Canadian scientists are afraid that the government's decision to cut funding to the main source of research grants will trigger a new brain drain to the United States.
Prime Minister Stephen Harper unveiled a budget yesterday aimed at pulling the country out of the global recession. Although reducing funding to three government councils that provide grants to scientists, the budget includes $1.62 billion over 2 years to retrofit aging academic buildings as part of a $10 billion investment in all manner of infrastructure. But scientists say that the economic stimulus package moving quickly through the U.S. Congress provides so much support for research that Canadian scientists once again will be tempted to cross the border, offsetting gains made over the past decade as a result of faculty-recruitment programs.
“That’s one of our worries,” says Claire Morris, president of the Association of Universities and Colleges of Canada. “You know how many people we attracted back with our Canada Research Chairs program. The flow can go both ways.”

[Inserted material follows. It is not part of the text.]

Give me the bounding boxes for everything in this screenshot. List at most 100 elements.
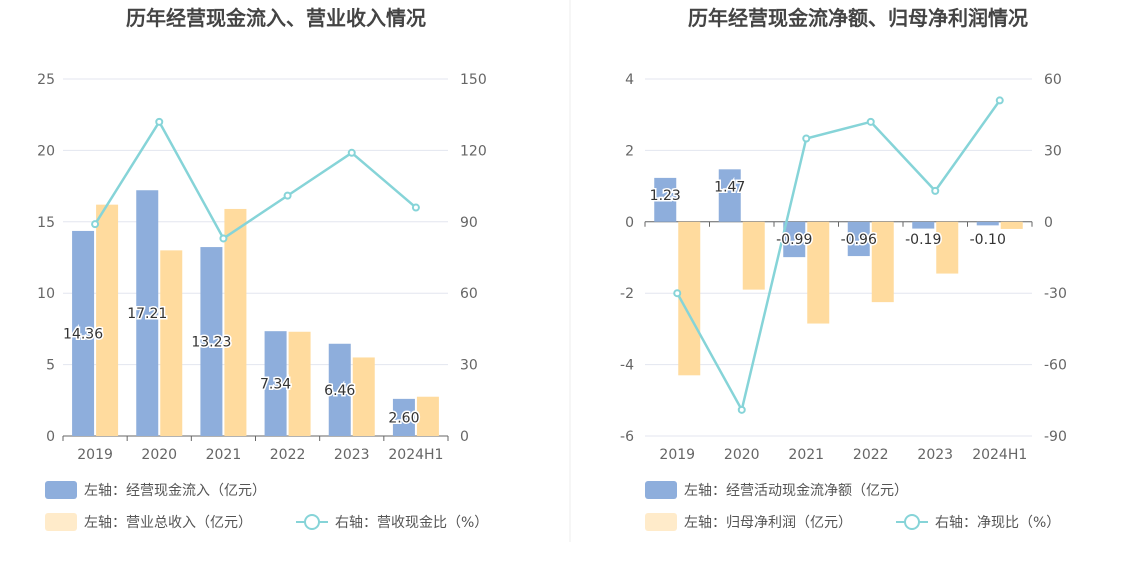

Under the proposed budget, the Canadian Institutes of Health Research, Natural Sciences and Engineering Research Council, and Social Sciences and Humanities Research Council will see their budgets collectively reduced by an aggregate $113 million over the next 3 years. A breakdown of the blow each council must individually absorb in each year was not made available. Currently, the councils' respective base budgets are $597 million, $577 million, and $202 million.
Harper's budget contains some initiatives that would cushion the blow to researchers, but they come with strings attached. It promises $488.5 million for the Canada Foundation for Innovation to hold a research infrastructure competition by 2011, with the priority areas to be set by the federal industry minister. Similarly, it proposes to spend $71.2 million over 3 years for 500 new doctoral, and 1000 new master's, scholarships under the Canada Graduate Scholarships program. But an unspecified chunk of those will be set aside for “business-related degrees.”
“For a government that says we can’t pick winners and losers in the economy," says Jim Turk, head of the Canadian Association of University Teachers, "it seems to sure be willing to pick winners and losers in research rather than letting scientists make those determinations through peer review.” The budget also contains $1.6 million for a “feasibility study” of a proposed national Arctic research station.